Opus sectile
The Sant’Imbenia opus sectile restoration program aimed to reconstruct as many of the fragments as possible and position them on a new support. The goal was to restore formal unity, and with it, aesthetic and archaeological significance, to a decorative surface of extraordinary importance.
Operations carried out included preliminary cleaning, study, documentation and classification, search for joins, adhering the fragments together, reconstruction, application on a new support, cleaning, stuccoing and surface consolidation.
It was essential to maintain information on the fragments’ provenance during all phases of the intervention. This included the original location within each crate; the stratigraphic unit; excavation year and place of provenance.
Following a preliminary cleaning, the search for joins resulted in formation of sets of coherent fragments, initially ordered by marble typology and later by decorative type. At the end of the process, 333 opus sectile elements were reconstructed, most of them entirely (triangular, square and rectangular slabs, one circular element and the corresponding quadrangular borders), for a total of approximately 1000 reassembled fragments.
Once the search for joining fragments and the reconstruction of single marble elements is complete, the subsequent step is to assemble decorations as a whole, positioning the elements according to a formal scheme. A model showing the stratigraphy of the opus sectile’s preparation layers was created using original marble slabs, and is on display in the Museo della Città of Alghero.
The marble typologies used in the Sant’Imbenia opus sectile include families of marbles that were greatly appreciated and widely employed in Roman buildings. Among these, white statuary marbles of fine and medium grain, various types of alabaster, pavonazzetto, giallo and verde antico, cipollino, portasanta, and green porfido from Greece (serpentino). Most of the marbles are imported, and some, like pavonazzetto and giallo antico, were highly prized in antiquity and very costly, particularly for a private client.

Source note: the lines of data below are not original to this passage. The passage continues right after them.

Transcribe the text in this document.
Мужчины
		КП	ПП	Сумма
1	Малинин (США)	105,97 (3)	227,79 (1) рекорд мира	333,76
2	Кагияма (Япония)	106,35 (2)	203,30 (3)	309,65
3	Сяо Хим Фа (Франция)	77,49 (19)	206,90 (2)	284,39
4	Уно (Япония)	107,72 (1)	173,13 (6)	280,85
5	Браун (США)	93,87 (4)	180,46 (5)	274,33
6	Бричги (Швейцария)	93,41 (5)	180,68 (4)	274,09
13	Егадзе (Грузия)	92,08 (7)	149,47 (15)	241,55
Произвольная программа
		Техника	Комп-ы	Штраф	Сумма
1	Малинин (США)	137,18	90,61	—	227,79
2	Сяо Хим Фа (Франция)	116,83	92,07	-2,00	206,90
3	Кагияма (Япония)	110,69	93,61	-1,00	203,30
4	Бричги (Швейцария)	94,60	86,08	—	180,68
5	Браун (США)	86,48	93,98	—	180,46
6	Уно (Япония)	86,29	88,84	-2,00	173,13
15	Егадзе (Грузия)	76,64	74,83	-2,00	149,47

The reconstruction follows a diagonal scheme, in a rectangular form that adapts well to museum spaces. On one hand this interpretative hypothesis may be revisited in the future, if new elements were to emerge in the course of archaeological investigation. On the other hand it presents the visitor with a coherent whole that exemplifies the decorative, material and technical richness characteristic of the room.
Overall the treatment resulted in the reassembly of about nine square meters of opus sectile, for a total of 1054 stone elements mounted on a support.